Once plugged in, it synchs with the vehicle's audio system and provides a digital read out on the radio display of the song that is playing. The driver also can scroll through songs on the iPod without handling the actual device. Instead, the driver can use the audio system's controls, making for a clean, uncluttered cockpit, Borchers says.

The Mercedes system also charges the iPod's battery, without sapping energy from the vehicle's main battery.

Mercedes will market aggressively in Europe its iPod Interface Kit this summer — first this month with the launch of the B-Class Sports Tourer and then in July with availability in the current A-Class, C-Class and E-Class models, as well as others. The price in Germany is $230 plus installation, but does not include the iPod itself.
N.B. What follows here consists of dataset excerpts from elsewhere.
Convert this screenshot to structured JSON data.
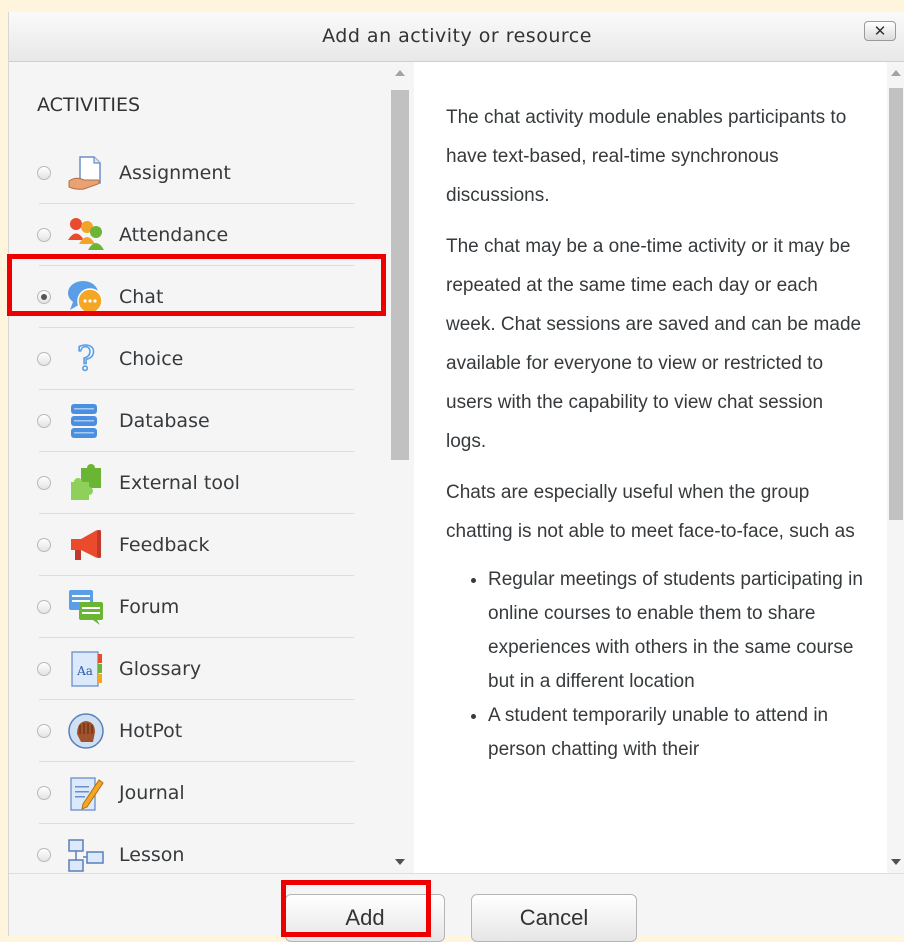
{
  "dialog": {
    "title": "Add an activity or resource",
    "close_label": "✕"
  },
  "activities": {
    "header": "ACTIVITIES",
    "items": [
      {
        "label": "Assignment",
        "icon": "assignment-icon",
        "selected": false
      },
      {
        "label": "Attendance",
        "icon": "attendance-icon",
        "selected": false
      },
      {
        "label": "Chat",
        "icon": "chat-icon",
        "selected": true
      },
      {
        "label": "Choice",
        "icon": "choice-icon",
        "selected": false
      },
      {
        "label": "Database",
        "icon": "database-icon",
        "selected": false
      },
      {
        "label": "External tool",
        "icon": "external-tool-icon",
        "selected": false
      },
      {
        "label": "Feedback",
        "icon": "feedback-icon",
        "selected": false
      },
      {
        "label": "Forum",
        "icon": "forum-icon",
        "selected": false
      },
      {
        "label": "Glossary",
        "icon": "glossary-icon",
        "selected": false
      },
      {
        "label": "HotPot",
        "icon": "hotpot-icon",
        "selected": false
      },
      {
        "label": "Journal",
        "icon": "journal-icon",
        "selected": false
      },
      {
        "label": "Lesson",
        "icon": "lesson-icon",
        "selected": false
      }
    ]
  },
  "description": {
    "paragraphs": [
      "The chat activity module enables participants to have text-based, real-time synchronous discussions.",
      "The chat may be a one-time activity or it may be repeated at the same time each day or each week. Chat sessions are saved and can be made available for everyone to view or restricted to users with the capability to view chat session logs.",
      "Chats are especially useful when the group chatting is not able to meet face-to-face, such as"
    ],
    "bullets": [
      "Regular meetings of students participating in online courses to enable them to share experiences with others in the same course but in a different location",
      "A student temporarily unable to attend in person chatting with their"
    ]
  },
  "footer": {
    "add_label": "Add",
    "cancel_label": "Cancel"
  },
  "colors": {
    "highlight": "#ee0000",
    "page_background": "#fff4dc"
  }
}
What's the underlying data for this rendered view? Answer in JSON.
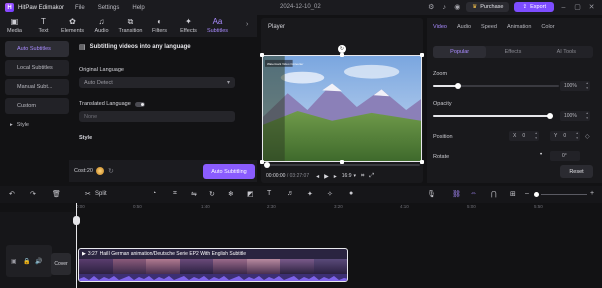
{
  "titlebar": {
    "app_name": "HitPaw Edimakor",
    "menu": [
      "File",
      "Settings",
      "Help"
    ],
    "doc_title": "2024-12-10_02",
    "purchase_label": "Purchase",
    "export_label": "Export"
  },
  "tools": [
    {
      "label": "Media",
      "icon": "media-icon"
    },
    {
      "label": "Text",
      "icon": "text-icon"
    },
    {
      "label": "Elements",
      "icon": "elements-icon"
    },
    {
      "label": "Audio",
      "icon": "audio-icon"
    },
    {
      "label": "Transition",
      "icon": "transition-icon"
    },
    {
      "label": "Filters",
      "icon": "filters-icon"
    },
    {
      "label": "Effects",
      "icon": "effects-icon"
    },
    {
      "label": "Subtitles",
      "icon": "subtitles-icon",
      "active": true
    }
  ],
  "sidenav": {
    "items": [
      "Auto Subtitles",
      "Local Subtitles",
      "Manual Subt...",
      "Custom"
    ],
    "style_label": "Style"
  },
  "subtitles": {
    "header": "Subtitling videos into any language",
    "original_language_label": "Original Language",
    "original_language_value": "Auto Detect",
    "translated_language_label": "Translated Language",
    "translated_language_value": "None",
    "style_label": "Style",
    "cost_label": "Cost:20",
    "auto_button": "Auto Subtitling"
  },
  "player": {
    "title": "Player",
    "overlay_text": "Watermark Video Converter",
    "current_time": "00:00:00",
    "total_time": "03:27:07",
    "aspect_ratio": "16:9"
  },
  "right_panel": {
    "tabs": [
      "Video",
      "Audio",
      "Speed",
      "Animation",
      "Color"
    ],
    "segments": [
      "Popular",
      "Effects",
      "AI Tools"
    ],
    "zoom_label": "Zoom",
    "zoom_value": "100%",
    "opacity_label": "Opacity",
    "opacity_value": "100%",
    "position_label": "Position",
    "pos_x_label": "X",
    "pos_x_value": "0",
    "pos_y_label": "Y",
    "pos_y_value": "0",
    "rotate_label": "Rotate",
    "rotate_value": "0°",
    "reset_label": "Reset"
  },
  "timeline": {
    "split_label": "Split",
    "ruler_ticks": [
      "0:00",
      "0:50",
      "1:40",
      "2:30",
      "3:20",
      "4:10",
      "5:00",
      "5:50"
    ],
    "cover_label": "Cover",
    "clip_duration": "3:27",
    "clip_title": "HaiII German animation/Deutsche Serie EP2 With English Subtitle"
  },
  "colors": {
    "accent": "#8a5cff",
    "accent_text": "#a98bff",
    "background": "#121214",
    "panel": "#19191c"
  }
}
Mercedes is not alone. Apple also has links with BMW AG, Volvo Cars, Mini, Toyota Motor Corp.'s Scion youth brand, Nissan Motor Co. Ltd., Alfa Romeo SpA and Ferrari SpA. Each auto maker, through dealer networks worldwide, is establishing sales and installation of kits to accommodate iPods.

For now, the kits are available only as aftermarket options. Borchers tells Ward's some auto makers are considering iPod connectors as factory-installed options, but he declines to give a timetable of potential availability.

In the span of a few months, BMW sold 13,000 iPod connectors through its dealers in 2004, Borchers says. “And the company had a big backlog of orders, too,” he says.

Beyond auto dealers, independent audio retailers also are offering installation of iPod connectors from brands such as Alpine and Clarion for as little as $100, plus installation costs.

Until recently, these hardwire connectors were not available in vehicles. Early adopters of iPod had to settle for a radio-frequency link that transmitted the iPod's signal over the FM radio band. Connecting the iPod directly to the vehicle's audio system boosts sound quality dramatically, Borchers says.

As for the iPod itself, the least expensive device, the Shuffle, costs $99 and can hold about 240 songs. The $449 model, with 60 GB of storage space, holds 15,000 songs. Several models are available between the two.

Borchers says Apple does not consider satellite radio a competitor. “Sometimes you want to listen to other people's music,” he says. “And radio is a great way to discover new music.”